Thursday, November 18, 2010

NetBookery

Over a year ago I bought a Netbook, kind of on a whim. It's a fun little toy, good for browsing the internet and other minor tasks. It didn't quite have the horsepower to play streaming video, but it was good for listening to music and playing online poker.

When Windows 7 came out I decided to give it a shot on the netbook. The install wasn't unpleasant, it seemed to run alright. As time went on it seemed to grow less and less stable, at first browsers would crash, then the whole OS would blue screen. I never really did any serious computing on it, just looking things up on Wikipedia or IMDB, so random crashes didn't bother me too much.

One day I got a wild hair and decided to load Ubuntu on it. If you don't already know, Ubuntu is a Linux distribution that installs like Windows on computers and has a nice pretty interface that's fairly intuitive. I really liked the change of pace and I especially liked how stable it was. They make a build specifically for Netbooks and it seemed to install seamlessly and run much faster and smoother than Windows ever did. Even streaming video was tolerable. This came in very handy for things like YouTube videos demonstrating how to do a valve adjustment on Scooter #2. When you can carry the wireless computer right into the garage and watch the video while you're looking right at the parts that need adjusting, it's a whole new world.

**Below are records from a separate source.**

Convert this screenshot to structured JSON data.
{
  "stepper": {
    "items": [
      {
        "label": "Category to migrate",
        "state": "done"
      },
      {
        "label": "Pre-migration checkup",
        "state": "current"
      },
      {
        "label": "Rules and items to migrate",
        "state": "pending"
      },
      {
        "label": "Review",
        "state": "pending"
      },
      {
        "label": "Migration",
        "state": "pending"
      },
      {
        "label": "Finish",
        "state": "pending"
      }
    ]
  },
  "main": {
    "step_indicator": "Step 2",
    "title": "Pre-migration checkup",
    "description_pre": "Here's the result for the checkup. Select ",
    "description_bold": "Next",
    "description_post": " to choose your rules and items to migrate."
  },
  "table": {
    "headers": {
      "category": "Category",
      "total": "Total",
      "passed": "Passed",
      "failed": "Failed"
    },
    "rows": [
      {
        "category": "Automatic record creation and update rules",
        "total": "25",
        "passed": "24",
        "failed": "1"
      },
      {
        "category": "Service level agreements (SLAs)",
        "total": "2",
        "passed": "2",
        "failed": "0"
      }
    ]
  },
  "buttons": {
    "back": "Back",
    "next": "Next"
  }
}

Ubuntu can even run some Windows applications through an emulator called WINE. (I believe it's short for WINdows Emulator. They're creative like that.) Alas, poker software would not run on Wine for more than a few minutes before it crashed.

I was pretty happy with Ubuntu otherwise, and rarely booted into Windows. Which meant no poker. Everytime I loaded up Windows 7 I would poke around for a little while and if I left the netbook to go do something else, I would come back and it was booted into Linux. Ubuntu was the default OS selection and that meant Windows had crashed again and the computer had reset itself. I couldn't even trust it enough to play poker on it.

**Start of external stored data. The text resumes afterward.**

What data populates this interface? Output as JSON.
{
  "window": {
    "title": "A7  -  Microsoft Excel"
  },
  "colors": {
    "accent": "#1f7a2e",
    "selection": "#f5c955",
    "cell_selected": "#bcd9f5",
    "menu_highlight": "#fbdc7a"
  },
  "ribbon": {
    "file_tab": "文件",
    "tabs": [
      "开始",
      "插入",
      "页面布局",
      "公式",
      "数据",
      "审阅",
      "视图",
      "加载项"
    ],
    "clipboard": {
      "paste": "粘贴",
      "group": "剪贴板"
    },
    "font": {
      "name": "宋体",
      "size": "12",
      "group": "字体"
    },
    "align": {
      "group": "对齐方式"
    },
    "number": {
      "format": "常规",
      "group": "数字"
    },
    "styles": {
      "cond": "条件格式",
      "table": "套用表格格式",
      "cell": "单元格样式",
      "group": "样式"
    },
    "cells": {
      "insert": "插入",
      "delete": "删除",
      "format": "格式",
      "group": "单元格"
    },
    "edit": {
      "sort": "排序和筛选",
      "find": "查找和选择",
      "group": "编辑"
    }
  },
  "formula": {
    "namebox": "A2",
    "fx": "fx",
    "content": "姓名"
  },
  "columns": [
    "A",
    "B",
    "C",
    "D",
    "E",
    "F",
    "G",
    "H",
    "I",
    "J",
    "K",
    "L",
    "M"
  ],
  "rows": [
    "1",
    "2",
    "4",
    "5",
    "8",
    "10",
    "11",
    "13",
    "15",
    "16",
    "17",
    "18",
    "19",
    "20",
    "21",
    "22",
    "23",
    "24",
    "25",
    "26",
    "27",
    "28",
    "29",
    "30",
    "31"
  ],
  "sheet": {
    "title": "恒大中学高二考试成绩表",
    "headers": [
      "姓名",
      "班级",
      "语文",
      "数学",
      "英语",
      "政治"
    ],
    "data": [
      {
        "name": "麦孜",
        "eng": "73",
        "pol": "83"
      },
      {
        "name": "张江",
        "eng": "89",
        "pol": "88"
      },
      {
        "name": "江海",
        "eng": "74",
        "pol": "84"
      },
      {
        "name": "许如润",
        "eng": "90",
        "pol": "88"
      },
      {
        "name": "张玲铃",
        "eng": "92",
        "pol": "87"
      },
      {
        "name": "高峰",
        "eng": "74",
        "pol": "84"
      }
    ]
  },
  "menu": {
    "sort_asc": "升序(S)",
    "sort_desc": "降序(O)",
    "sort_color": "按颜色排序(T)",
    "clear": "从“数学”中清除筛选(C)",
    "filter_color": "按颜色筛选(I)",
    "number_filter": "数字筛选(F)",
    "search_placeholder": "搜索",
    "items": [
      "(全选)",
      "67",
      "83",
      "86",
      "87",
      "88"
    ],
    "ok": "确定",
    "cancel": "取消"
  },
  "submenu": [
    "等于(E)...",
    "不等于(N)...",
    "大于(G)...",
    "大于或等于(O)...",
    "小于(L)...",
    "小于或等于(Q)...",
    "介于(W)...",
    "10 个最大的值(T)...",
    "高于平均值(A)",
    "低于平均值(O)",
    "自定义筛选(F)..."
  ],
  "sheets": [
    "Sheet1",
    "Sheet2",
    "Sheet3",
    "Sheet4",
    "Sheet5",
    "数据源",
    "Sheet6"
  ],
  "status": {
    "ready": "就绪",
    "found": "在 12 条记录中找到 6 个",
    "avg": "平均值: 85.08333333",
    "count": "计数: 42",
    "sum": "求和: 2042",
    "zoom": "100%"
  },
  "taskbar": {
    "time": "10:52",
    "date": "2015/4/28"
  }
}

Poking around on it last weekend I discovered the partition on the hard drive that held the original install files. I experimented with it and discovered I could run the install without disturbing my Ubuntu install. Off I went, back to Windows XP.

For some reason it ran much smoother than I remember. Maybe I had adjusted to the crashes so much that I forgot how solid XP ran on the machine. Since it was running smoother I decided to play some online poker again. I tried some Rush Poker on Full Tilt, and it worked flawlessly. I even dragged a few pots. I fired up some O8 ring games on PokerStars and again it was crash free, and I managed to find the same old fire-on-every-street-with-nothing donkeys that inhabit the low limit O8 games.

The true test came last night, I actually entered a Tournament. It wasn't a huge deal because if the netbook became crashy I could switch to my desktop to finish. But the little-computer-that-could didn't even flicker as I played the Mookie for 3 hours and split first place. Fifty-two bucks (minus the 11 entry) in my pocket, this netbook is finally paying for itself!

The Mookie is still a fun tournament with enjoyable people just playing poker to have a good time. I recognized a couple of names from the old times, amazing since I haven't played a Mook in eons. I even won some pots with the hammer, once when I was the smallest stack out of three remainders.

Next week I'm on vacation for Thanksgiving, and it will be really nice to have the old netbook running right as rain again.

2 comments:

gadzooks64 said...

I'm a big fan of the netbook. I have had one since last fall. I upgraded the ram in mine to the 2gb max and that helped tremendously.

Mine came with xp but I upgraded it to Windows 7; I noticed no ill effects of this upgrade. However, there are a lot of people that swear xp is better than 7 for netbooks.

I never considered Ubuntu because I needed a lot of stuff to run that wouldn't work with Linux.

Glad you were able to work it out with xp. Playing poker was definitely one of the things I wanted to do on my netbook and it would have been a deal breaker if I wasn't going to be able to do that.

jjok said...

well done in the Mook. I need to get back into that one.

Interesting writeup regarding netbook. I've been thinking alot about getting one. Interesting take on XP for netbook from you and gadz.